I called a chap in Battersea who claimed to rebuild 2cvs.  He said he couldn’t be bothered.  London seemed to have nothing: no one who could or would recycle a 2cv.  Next I emailed a company called 2cv City in Halifax.  There was no response.  Then I called Frome 2cv Centre (alas in the west country again) and a chatty bloke called Darren jumped at the chance.  We were off again.  He was full of encouraging suggestions.  Yes, he would go and rescue my car from Rob’s abandoned workshop.  Yes, he would collect a vanload of parts from him to offset the cost of building my car.  Yes, he would keep me informed.  Yes, he would do everything to any specification.  It was a far cry from the gloomy Rob and his mumbling reluctance.  But then Rob knew the writing was on the wall even before first I called him.  Being at the helm of a company going bust is a queasy feeling.  You either admit it, or clutch at straws.  Merivale clutched at straws.  When it happened to me I wrote a note.  I called it ‘The End’:

So this is how it ends.  Sitting at a desk in a room waiting for the Inland Revenue to claim their money.  No amount of goodwill, promises or friends will help now.  It doesn’t matter that the company is due almost as much money as it owes.  No matter that it is trading quite well with work underway and more work commissioned.  What really kills in this business is that a previously happy healthy company respected for its craftsmanship, storytelling and skill goes out of favour.  Quite suddenly the era changes and the company and its values are history.  The ground shifts.  The structure wobbles.  No one panics.  After all, the television business is cyclic isn’t it?  But the drift south starts.  No one wants to admit that the company’s carefully constructed resources have changed from something to boast about to dangerous deadweight.  Trying to get people to agree that downsizing is essential is like asking cavalry to walk.  They agree, but not their bit – not their horse (You walk, I’m riding!).  Then the momentum south picks up speed and the bank notices.  Now the downsizing looks more attractive, but the tidal wave of debt has become a towering wave-wall of red ink.  Stay calm.  Think it through.  Analyse the figures.  New commissions are just around the corner.  Turn the suppliers into bankers for a while – make them give us credit.  Put on a brave face.  It’s gut churning under such conditions, but we are used to that.  We know that television programmes are not widgets.  Each programme steals a bit of your soul as you make it.  In the same way the company has stolen bits of our souls.  So knowing what failure feels like, we continue to believe in our souls.  Television is soulful and sure we are heroes: we all know how to rescue a programme and turn a sow’s ear into a silk purse.  Being brave about life is what makes television producers good; saying something is going to be great when you know it is horribly difficult.  The company’s journey south is now in the metaphorical Roaring Forties.  No amount of helmsman-ship will steer this.  Ditch the deadweight.  Ditch the shocked, the infirm, the sluggards and the worriers.  Ditch the hope for a turnaround and instead try to anchor somewhere, anywhere.  But there isn’t anywhere.  Just spuming red ink from horizon to horizon.  Now the only question is, are you going to stay on the bridge and go down with it?  Or save yourself…

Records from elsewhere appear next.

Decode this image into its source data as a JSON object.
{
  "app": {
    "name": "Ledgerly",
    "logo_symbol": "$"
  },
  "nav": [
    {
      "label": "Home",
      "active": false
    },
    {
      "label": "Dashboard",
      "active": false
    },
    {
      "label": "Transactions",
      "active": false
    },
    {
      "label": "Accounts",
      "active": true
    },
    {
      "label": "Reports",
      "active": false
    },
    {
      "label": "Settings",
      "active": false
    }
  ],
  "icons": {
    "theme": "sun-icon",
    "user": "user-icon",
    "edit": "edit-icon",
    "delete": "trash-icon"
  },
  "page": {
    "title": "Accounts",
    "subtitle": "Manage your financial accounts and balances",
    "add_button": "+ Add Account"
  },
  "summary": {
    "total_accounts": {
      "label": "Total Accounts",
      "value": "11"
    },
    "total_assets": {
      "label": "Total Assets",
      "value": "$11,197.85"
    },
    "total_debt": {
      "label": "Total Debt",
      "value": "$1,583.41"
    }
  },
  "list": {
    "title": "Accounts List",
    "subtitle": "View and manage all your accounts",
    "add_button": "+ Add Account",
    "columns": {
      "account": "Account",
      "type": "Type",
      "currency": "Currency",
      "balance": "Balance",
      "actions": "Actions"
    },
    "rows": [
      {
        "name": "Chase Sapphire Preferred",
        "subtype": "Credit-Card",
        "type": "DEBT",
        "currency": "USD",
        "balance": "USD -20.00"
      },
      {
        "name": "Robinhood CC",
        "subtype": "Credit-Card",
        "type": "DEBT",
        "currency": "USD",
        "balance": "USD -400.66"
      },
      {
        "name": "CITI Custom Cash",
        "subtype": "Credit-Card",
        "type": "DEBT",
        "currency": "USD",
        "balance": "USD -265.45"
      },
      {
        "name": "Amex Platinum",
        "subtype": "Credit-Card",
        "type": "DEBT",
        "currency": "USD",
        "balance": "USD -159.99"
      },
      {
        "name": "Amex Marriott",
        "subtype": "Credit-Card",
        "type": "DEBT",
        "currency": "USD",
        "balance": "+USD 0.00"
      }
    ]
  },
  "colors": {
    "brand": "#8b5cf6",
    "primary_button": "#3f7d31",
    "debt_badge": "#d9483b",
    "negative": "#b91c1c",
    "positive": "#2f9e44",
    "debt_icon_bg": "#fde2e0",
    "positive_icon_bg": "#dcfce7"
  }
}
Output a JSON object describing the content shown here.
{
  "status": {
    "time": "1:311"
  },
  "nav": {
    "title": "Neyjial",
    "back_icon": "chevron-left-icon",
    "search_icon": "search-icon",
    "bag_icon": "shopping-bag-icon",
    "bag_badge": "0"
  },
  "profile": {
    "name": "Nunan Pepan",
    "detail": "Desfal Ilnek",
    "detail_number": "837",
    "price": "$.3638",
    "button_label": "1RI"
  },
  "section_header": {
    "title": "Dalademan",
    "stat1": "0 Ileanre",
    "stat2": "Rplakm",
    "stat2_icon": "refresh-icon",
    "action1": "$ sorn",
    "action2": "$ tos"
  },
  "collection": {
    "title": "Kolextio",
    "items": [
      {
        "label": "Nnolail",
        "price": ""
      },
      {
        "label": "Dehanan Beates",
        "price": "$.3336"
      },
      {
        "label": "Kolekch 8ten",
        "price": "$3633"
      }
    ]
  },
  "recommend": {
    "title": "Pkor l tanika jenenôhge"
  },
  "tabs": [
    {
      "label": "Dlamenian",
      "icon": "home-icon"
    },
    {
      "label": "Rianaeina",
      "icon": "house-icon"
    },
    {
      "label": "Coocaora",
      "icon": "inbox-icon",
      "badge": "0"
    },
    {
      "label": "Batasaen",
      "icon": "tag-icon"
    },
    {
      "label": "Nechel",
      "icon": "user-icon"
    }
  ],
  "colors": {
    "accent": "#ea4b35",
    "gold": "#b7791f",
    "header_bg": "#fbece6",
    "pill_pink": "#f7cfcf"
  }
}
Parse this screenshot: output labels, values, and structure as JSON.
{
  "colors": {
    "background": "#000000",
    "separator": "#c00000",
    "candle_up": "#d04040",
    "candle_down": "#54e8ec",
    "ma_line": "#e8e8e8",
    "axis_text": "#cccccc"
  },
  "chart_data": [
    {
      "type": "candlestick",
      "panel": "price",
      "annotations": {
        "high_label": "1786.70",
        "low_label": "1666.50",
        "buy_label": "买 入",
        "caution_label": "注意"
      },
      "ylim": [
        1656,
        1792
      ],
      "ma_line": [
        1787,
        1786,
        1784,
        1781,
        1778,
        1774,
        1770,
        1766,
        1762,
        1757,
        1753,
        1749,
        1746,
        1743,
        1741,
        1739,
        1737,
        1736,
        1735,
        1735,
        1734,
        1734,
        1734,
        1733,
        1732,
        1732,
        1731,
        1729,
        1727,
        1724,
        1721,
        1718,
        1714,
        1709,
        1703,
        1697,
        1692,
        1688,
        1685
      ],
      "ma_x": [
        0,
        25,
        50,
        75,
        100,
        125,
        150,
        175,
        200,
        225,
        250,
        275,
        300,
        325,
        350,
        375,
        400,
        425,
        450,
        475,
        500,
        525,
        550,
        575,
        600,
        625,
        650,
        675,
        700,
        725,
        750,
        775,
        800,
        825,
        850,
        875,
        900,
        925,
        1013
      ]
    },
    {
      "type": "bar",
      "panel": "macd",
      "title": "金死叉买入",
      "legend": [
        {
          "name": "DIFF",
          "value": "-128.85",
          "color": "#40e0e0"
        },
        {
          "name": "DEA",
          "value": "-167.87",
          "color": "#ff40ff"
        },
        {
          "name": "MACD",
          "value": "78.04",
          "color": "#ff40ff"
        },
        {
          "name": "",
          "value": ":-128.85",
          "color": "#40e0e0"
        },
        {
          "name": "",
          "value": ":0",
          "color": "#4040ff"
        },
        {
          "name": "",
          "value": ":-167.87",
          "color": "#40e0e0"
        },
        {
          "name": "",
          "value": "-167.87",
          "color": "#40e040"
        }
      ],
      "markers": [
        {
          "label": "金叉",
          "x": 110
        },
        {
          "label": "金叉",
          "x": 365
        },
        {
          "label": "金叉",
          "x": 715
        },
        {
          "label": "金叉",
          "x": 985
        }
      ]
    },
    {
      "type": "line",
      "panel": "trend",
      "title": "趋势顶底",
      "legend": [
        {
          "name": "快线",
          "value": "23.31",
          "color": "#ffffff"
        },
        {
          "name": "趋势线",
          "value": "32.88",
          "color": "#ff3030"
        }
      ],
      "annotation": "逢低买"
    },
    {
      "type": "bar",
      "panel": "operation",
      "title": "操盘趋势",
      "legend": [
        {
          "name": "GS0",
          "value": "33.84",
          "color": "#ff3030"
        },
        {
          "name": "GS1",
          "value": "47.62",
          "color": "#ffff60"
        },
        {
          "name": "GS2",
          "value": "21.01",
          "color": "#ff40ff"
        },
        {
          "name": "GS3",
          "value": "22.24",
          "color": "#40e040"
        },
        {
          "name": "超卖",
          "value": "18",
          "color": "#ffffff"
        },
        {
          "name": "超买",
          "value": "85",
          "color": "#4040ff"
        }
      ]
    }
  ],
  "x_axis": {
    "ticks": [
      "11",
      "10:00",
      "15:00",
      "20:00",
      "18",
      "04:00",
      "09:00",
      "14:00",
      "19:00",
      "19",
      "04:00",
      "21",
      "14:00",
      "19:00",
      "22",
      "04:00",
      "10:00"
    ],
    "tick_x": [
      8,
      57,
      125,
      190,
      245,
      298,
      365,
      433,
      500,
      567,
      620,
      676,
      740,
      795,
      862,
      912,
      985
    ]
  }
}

Re-reading that now I can sense the stress: the gnawing terror that grips you when the obvious is going to happen, but you can’t do anything about it.  Rather, I imagine, like a condemned man feels awaiting execution.  This is why I had such calm patience with Rob.  I knew he was in a hopeless place.  I knew he just wanted to run away, but he also wanted money like I had done and I was there to give it to him.